As fundamentals are stable and technicals are unclear, the overall market direction is uncertain.
Here is an introduction to a very simple yet useful way of "projecting" the stock market, which I introduced in local Chinese newspaper columns years ago.
The stock market is a very leading indicator, and there is but one ahead of it: the well known yield curve that predicts recessions.
Former and present Federal Reserve chairmen Ben Bernanke and Jerome Powell have come up against the inverted yield curve, and both claimed that "this time is different" in that no recession lies ahead.
It turns out that both were slapped down by reality.
There should, by now, be much doubt about the power of the curve.
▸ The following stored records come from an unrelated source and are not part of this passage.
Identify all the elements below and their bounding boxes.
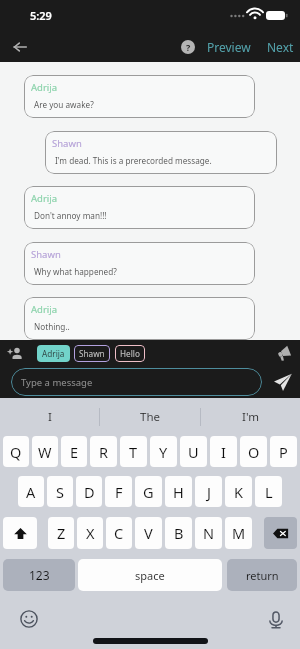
button[interactable]: X	[77, 517, 103, 549]
button[interactable]: W	[32, 436, 58, 467]
staticText: Are you awake?	[34, 99, 94, 110]
button[interactable]: Add person	[8, 346, 23, 361]
staticText: P	[279, 442, 288, 462]
button[interactable]: Hello	[115, 345, 145, 362]
button[interactable]: Adrija	[37, 345, 70, 362]
staticText: Nothing..	[34, 321, 70, 332]
staticText: N	[203, 523, 215, 543]
staticText: H	[173, 482, 184, 502]
button[interactable]: Dictate	[265, 609, 286, 630]
staticText: O	[248, 442, 260, 462]
button[interactable]: Adrija	[24, 186, 255, 229]
staticText: Don't annoy man!!!	[34, 210, 107, 221]
button[interactable]: Announce	[276, 346, 291, 361]
staticText: The	[140, 409, 160, 425]
staticText: I'm	[242, 409, 259, 425]
button[interactable]: N	[195, 517, 222, 549]
staticText: Preview	[207, 39, 251, 55]
button[interactable]: M	[225, 517, 252, 549]
button[interactable]: E	[61, 436, 87, 467]
staticText: I'm dead. This is a prerecorded message.	[55, 155, 212, 166]
button[interactable]: The	[100, 398, 200, 436]
button[interactable]: return	[227, 559, 297, 591]
button[interactable]: Help	[178, 37, 198, 57]
button[interactable]: H	[165, 476, 192, 507]
staticText: S	[56, 482, 64, 502]
button[interactable]: Shawn	[74, 345, 110, 362]
button[interactable]: I	[0, 398, 99, 436]
staticText: Adrija	[31, 192, 58, 205]
staticText: Z	[57, 523, 66, 543]
staticText: U	[188, 442, 199, 462]
staticText: I	[48, 409, 52, 425]
button[interactable]: Y	[150, 436, 177, 467]
button[interactable]: G	[135, 476, 162, 507]
button[interactable]: V	[135, 517, 162, 549]
button[interactable]: Emoji	[19, 609, 38, 628]
button[interactable]: J	[195, 476, 222, 507]
staticText: E	[70, 442, 79, 462]
staticText: B	[174, 523, 184, 543]
staticText: 123	[29, 567, 50, 583]
staticText: I	[221, 442, 226, 462]
button[interactable]: B	[165, 517, 192, 549]
button[interactable]: Preview	[202, 34, 256, 60]
staticText: return	[246, 568, 279, 583]
button[interactable]: K	[225, 476, 252, 507]
staticText: 5:29	[30, 8, 52, 23]
staticText: R	[99, 442, 109, 462]
button[interactable]: P	[270, 436, 297, 467]
staticText: Type a message	[21, 376, 93, 389]
staticText: space	[135, 568, 165, 583]
staticText: Adrija	[31, 303, 58, 316]
staticText: Shawn	[79, 348, 105, 359]
staticText: Q	[10, 442, 22, 462]
button[interactable]: C	[106, 517, 132, 549]
staticText: Next	[267, 39, 294, 55]
button[interactable]: O	[240, 436, 267, 467]
button[interactable]: Q	[3, 436, 29, 467]
button[interactable]: Send	[272, 371, 294, 393]
button[interactable]: Z	[48, 517, 74, 549]
staticText: M	[232, 523, 246, 543]
button[interactable]: 123	[3, 559, 75, 591]
staticText: Shawn	[52, 137, 82, 150]
button[interactable]: I	[210, 436, 237, 467]
staticText: L	[265, 482, 273, 502]
staticText: G	[143, 482, 154, 502]
staticText: Hello	[120, 348, 140, 359]
button[interactable]: Type a message	[11, 368, 262, 396]
staticText: V	[144, 523, 153, 543]
staticText: F	[115, 482, 123, 502]
button[interactable]: I'm	[201, 398, 300, 436]
button[interactable]: Shawn	[24, 242, 255, 285]
staticText: J	[207, 482, 211, 502]
staticText: A	[26, 482, 36, 502]
button[interactable]	[264, 517, 297, 549]
button[interactable]: Adrija	[24, 75, 255, 118]
button[interactable]: Next	[262, 34, 299, 60]
button[interactable]: Adrija	[24, 297, 255, 340]
staticText: Adrija	[42, 348, 65, 359]
button[interactable]: D	[76, 476, 102, 507]
button[interactable]: R	[90, 436, 117, 467]
staticText: Y	[159, 442, 168, 462]
button[interactable]	[3, 517, 37, 549]
staticText: ?	[186, 41, 191, 53]
button[interactable]: Back	[7, 34, 33, 60]
button[interactable]: U	[180, 436, 207, 467]
button[interactable]: space	[78, 559, 222, 591]
staticText: X	[86, 523, 95, 543]
staticText: T	[129, 442, 138, 462]
button[interactable]: S	[47, 476, 73, 507]
button[interactable]: A	[18, 476, 44, 507]
staticText: Adrija	[31, 81, 58, 94]
staticText: K	[234, 482, 243, 502]
button[interactable]: T	[120, 436, 147, 467]
button[interactable]: L	[255, 476, 282, 507]
button[interactable]: F	[105, 476, 132, 507]
button[interactable]: Shawn	[45, 131, 277, 174]
staticText: D	[84, 482, 95, 502]
staticText: W	[38, 442, 52, 462]
staticText: Shawn	[31, 248, 61, 261]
The slope of the yield curve, or more precisely, the long-short yield gap, projects recessionary possibilities in one to two years ahead, according to literature and to correlation calculation.
On the other hand, the stock market leads the economy by one to two quarters.
As such, it follows that the former should be able to help one project the latter.
By comparing 10-year and three-month Treasury yield gaps with the S&P500's year-on-year growth, a good correlation is seen in the chart on top, with the former leading the latter by 25 months.
The yield gap over the past two years predicts the S&P500's growth movements over the next two years.
Converting the index growth to level, a projected path is shown in the dotted line in the chart at the bottom and is "connected to" the existing path by shifting parallel upward.
Without treating it too seriously, a sharp correction will be ahead and market will gain momentum again after a year.
Whether that happens or not, this possibility is at least grounded in a powerful crystal ball reading - the yield gap.